Even when the body isn’t visible, it’s felt. It’s present through objects, materials, gestures, the act of piecing things together. These works carry the physical imprint of queer life—not idealized, not sanitized, but textured and real.
Tenderness and sensuality
In recent years, we’ve seen a growing turn toward radical softness, exploring the intimacy and care in queer relationships. Artists have taken on the task of owning the everyday moments of softness and vulnerability in a world that often frames queer and trans bodies through trauma or spectacle.
These artists are building visual languages rooted in touch, connection, and emotion, and it’s not sensationalized. Miles Greenberg’s sculptural figures, bouncing off his performance practice, embrace one another in polished marble. Here, a material often associated with power is softened into vulnerability. Leonard Suryajaya’s hyper-saturated photographs celebrate queer domesticity with humor, chaos, joy, and care: Silken fabrics and fragile flowers evoke tactility. And Willa Wasserman’s loose yet deftly defined paintings luxuriate in moments of queer stillness that are as radical as any protest.
Hopeful futures
All of these artists, in one way or another, are thinking about the future. It’s about the way they’re taking up space in their work. But futurity in queer art doesn’t mean utopia. It’s more complicated, more grounded, and more expansive than that. Artists like Danielle Brathwaite-Shirley are using digital tools to create interactive archives and video games that center Black trans lives—not as fantasy, but as the foundation of what’s next. Ebun Sodipo presents layered histories through performance and installation; by highlighting untold stories from the past, she makes it impossible to overlook today’s stories. Both artists assert that their art is for Black trans people of the future. Their work isn’t just about imagining the future: It’s about demanding it.
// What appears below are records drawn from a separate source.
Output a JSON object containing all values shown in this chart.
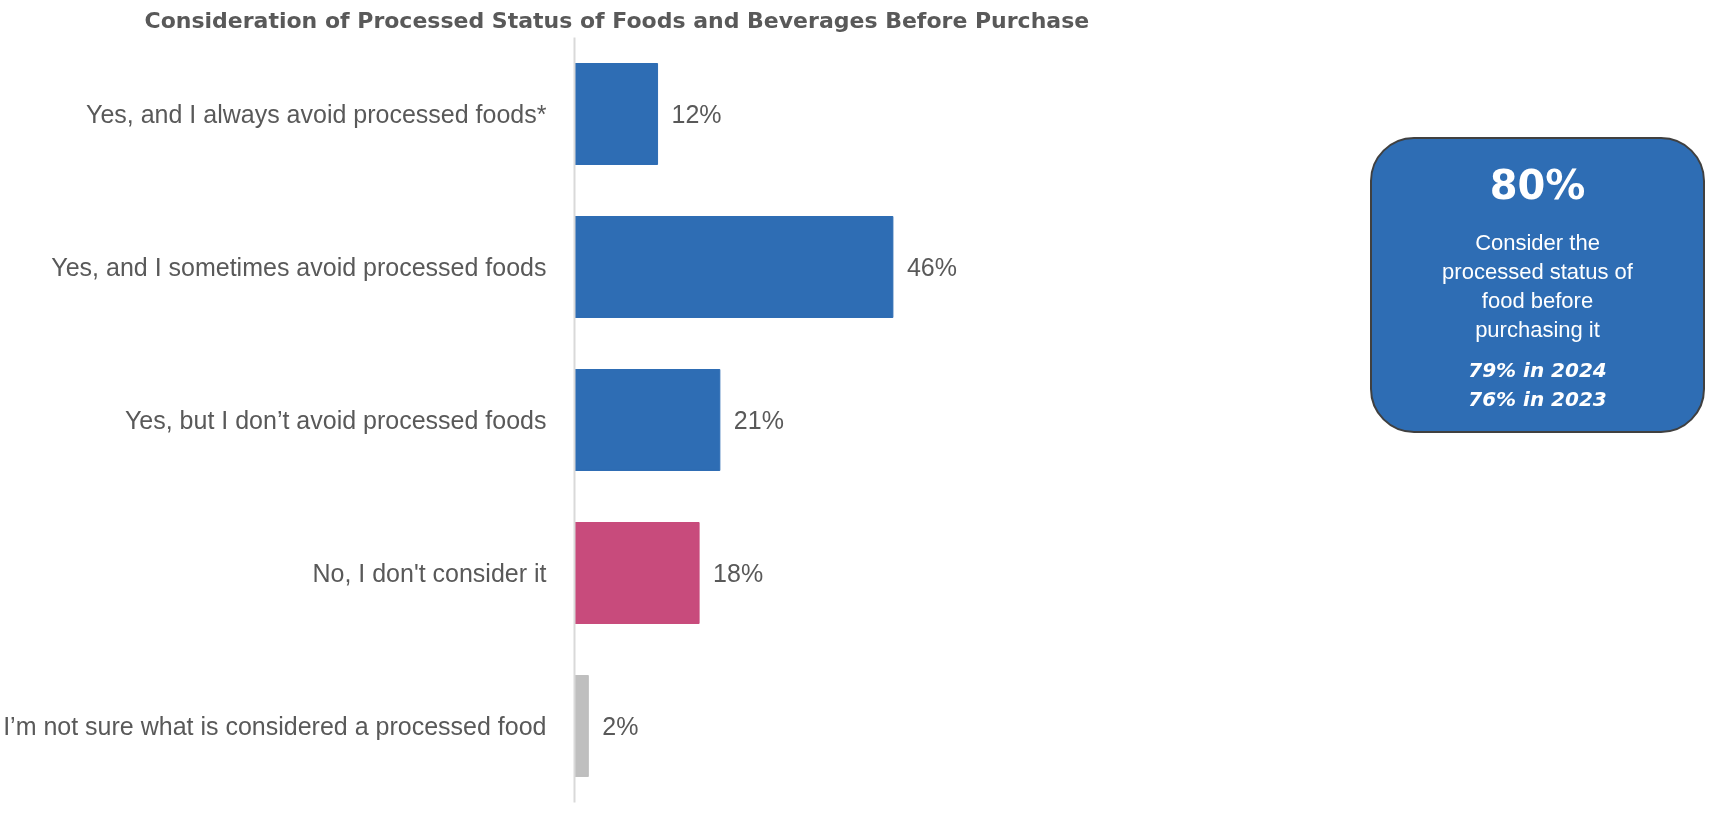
{
  "chart_data": {
    "type": "bar",
    "orientation": "horizontal",
    "title": "Consideration of Processed Status of Foods and Beverages Before Purchase",
    "categories": [
      "Yes, and I always avoid processed foods*",
      "Yes, and I sometimes avoid processed foods",
      "Yes, but I don’t avoid processed foods",
      "No, I don't consider it",
      "I’m not sure what is considered a processed food"
    ],
    "values": [
      12,
      46,
      21,
      18,
      2
    ],
    "colors": [
      "#2e6db4",
      "#2e6db4",
      "#2e6db4",
      "#c84b7c",
      "#bfbfbf"
    ],
    "value_labels": [
      "12%",
      "46%",
      "21%",
      "18%",
      "2%"
    ],
    "tick_labels": "y",
    "grid": false,
    "annotations": [
      "80%",
      "Consider the processed status of food before purchasing it",
      "79% in 2024",
      "76% in 2023"
    ]
  }
}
Others work within more intimate or everyday registers. Young Joon Kwak’s multidisciplinary practice imagines new ways for marginalized bodies to move through the world. Victoria Roth’s paintings take an abstract, organic approach to envisioning what queer desire could look like. These works are not just about existing in the future—they’re about thriving there.
Artists like Vita Kari, who use social media platforms like TikTok as their primary medium, are reshaping how art is encountered, who it’s for, and where it lives. They are unapologetically present in the now while cracking open what’s possible in the next breath.
These artists are not asking to be included in someone else’s vision of the future. They’re making their own. And in doing so, they remind us that queer futurity is already unfolding.